BENEDETTO XVI: LA PRIMA UDIENZA GENERALE. CONTINUITÀ CON LE CATECHESI DI PAPA WOJTYLA

Sono 15mila – secondo la prefettura della Casa pontificia – le persone attese, questa mattina, in piazza San Pietro, per la prima udienza generale di Benedetto XVI. Tra le migliaia di persone che già affollano la piazza ci sono i fedeli di Spoleto e di Norcia, terra natale di San Benedetto, patrono d’Europa, al quale Joseph Ratzinger si è ispirato nella scelta del nome di Pontefice. A rappresentare la Chiesa di Norcia e la comunità benedettina sono presenti il vescovo diocesano Riccardo Fontana e il padre priore della basilica di San Benedetto Cassian Folsom. L’udienza dovrebbe avere come oggetto di catechesi – oggi e nelle prossime settimane – la Liturgia delle Ore. Continuità, dunque, con l’insegnamento di Giovanni Paolo II, che aveva interrotto, il 26 gennaio 2005, il "ciclo normale" di catechesi a motivo della malattia, con i conseguenti due ricoveri.
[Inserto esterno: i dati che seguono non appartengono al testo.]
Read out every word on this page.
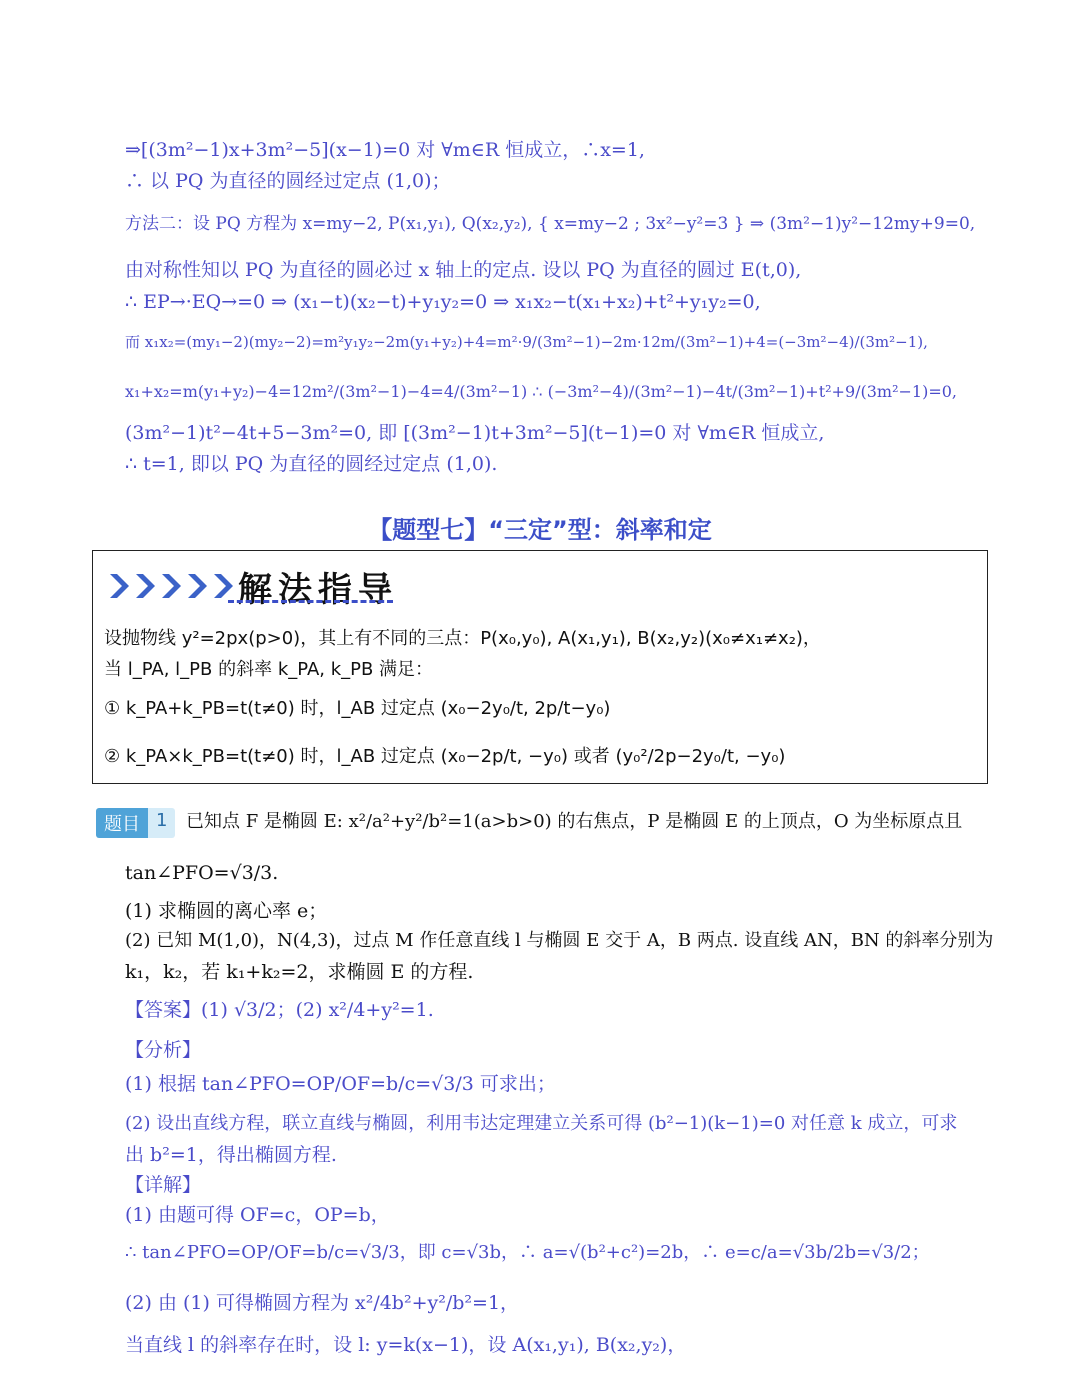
⇒[(3m²−1)x+3m²−5](x−1)=0 对 ∀m∈R 恒成立，∴x=1,
∴ 以 PQ 为直径的圆经过定点 (1,0)；
方法二：设 PQ 方程为 x=my−2, P(x₁,y₁), Q(x₂,y₂), { x=my−2 ; 3x²−y²=3 } ⇒ (3m²−1)y²−12my+9=0,
由对称性知以 PQ 为直径的圆必过 x 轴上的定点. 设以 PQ 为直径的圆过 E(t,0),
∴ EP→·EQ→=0 ⇒ (x₁−t)(x₂−t)+y₁y₂=0 ⇒ x₁x₂−t(x₁+x₂)+t²+y₁y₂=0,
而 x₁x₂=(my₁−2)(my₂−2)=m²y₁y₂−2m(y₁+y₂)+4=m²·9/(3m²−1)−2m·12m/(3m²−1)+4=(−3m²−4)/(3m²−1),
x₁+x₂=m(y₁+y₂)−4=12m²/(3m²−1)−4=4/(3m²−1) ∴ (−3m²−4)/(3m²−1)−4t/(3m²−1)+t²+9/(3m²−1)=0,
(3m²−1)t²−4t+5−3m²=0, 即 [(3m²−1)t+3m²−5](t−1)=0 对 ∀m∈R 恒成立,
∴ t=1, 即以 PQ 为直径的圆经过定点 (1,0).
【题型七】“三定”型：斜率和定
解法指导
设抛物线 y²=2px(p>0)，其上有不同的三点：P(x₀,y₀), A(x₁,y₁), B(x₂,y₂)(x₀≠x₁≠x₂)，
当 l_PA, l_PB 的斜率 k_PA, k_PB 满足：
① k_PA+k_PB=t(t≠0) 时，l_AB 过定点 (x₀−2y₀/t, 2p/t−y₀)
② k_PA×k_PB=t(t≠0) 时，l_AB 过定点 (x₀−2p/t, −y₀) 或者 (y₀²/2p−2y₀/t, −y₀)
题目 1	已知点 F 是椭圆 E: x²/a²+y²/b²=1(a>b>0) 的右焦点，P 是椭圆 E 的上顶点，O 为坐标原点且
tan∠PFO=√3/3.
(1) 求椭圆的离心率 e；
(2) 已知 M(1,0)，N(4,3)，过点 M 作任意直线 l 与椭圆 E 交于 A，B 两点. 设直线 AN，BN 的斜率分别为
k₁，k₂，若 k₁+k₂=2，求椭圆 E 的方程.
【答案】(1) √3/2；(2) x²/4+y²=1.
【分析】
(1) 根据 tan∠PFO=OP/OF=b/c=√3/3 可求出；
(2) 设出直线方程，联立直线与椭圆，利用韦达定理建立关系可得 (b²−1)(k−1)=0 对任意 k 成立，可求
出 b²=1，得出椭圆方程.
【详解】
(1) 由题可得 OF=c，OP=b，
∴ tan∠PFO=OP/OF=b/c=√3/3，即 c=√3b，∴ a=√(b²+c²)=2b，∴ e=c/a=√3b/2b=√3/2；
(2) 由 (1) 可得椭圆方程为 x²/4b²+y²/b²=1，
当直线 l 的斜率存在时，设 l: y=k(x−1)，设 A(x₁,y₁), B(x₂,y₂)，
L’ultima udienza generale Papa Wojtyla l’ha tenuta, il 30 marzo 2005, tre giorni prima della morte. In quell’occasione, il messaggio del Pontefice venne letto da mons. Leonardo Sandri, sostituto alla Segreteria di Stato. Il primo saluto andò ai "pellegrini di lingua italiana, in particolare i ragazzi e le ragazze della diocesi di Milano, venuti presso la tomba di Pietro per esprimere la loro fede in Cristo morto e risorto" e, successivamente, ai fedeli giunti dalla Polonia: "Vi ringrazio per la presenza, per le espressioni di benevolenza e per l’accompagnamento nella preghiera. Con gratitudine penso a tutti i connazionali nel Paese e all’estero". L’udienza di questa mattina si svolgerà sul sagrato della basilica vaticana; il Papa giunto in piazza farà un giro, sulla jeep bianca, dei diversi settori per salutare i fedeli. Non è escluso che compia lo stesso giro al termine dell’udienza.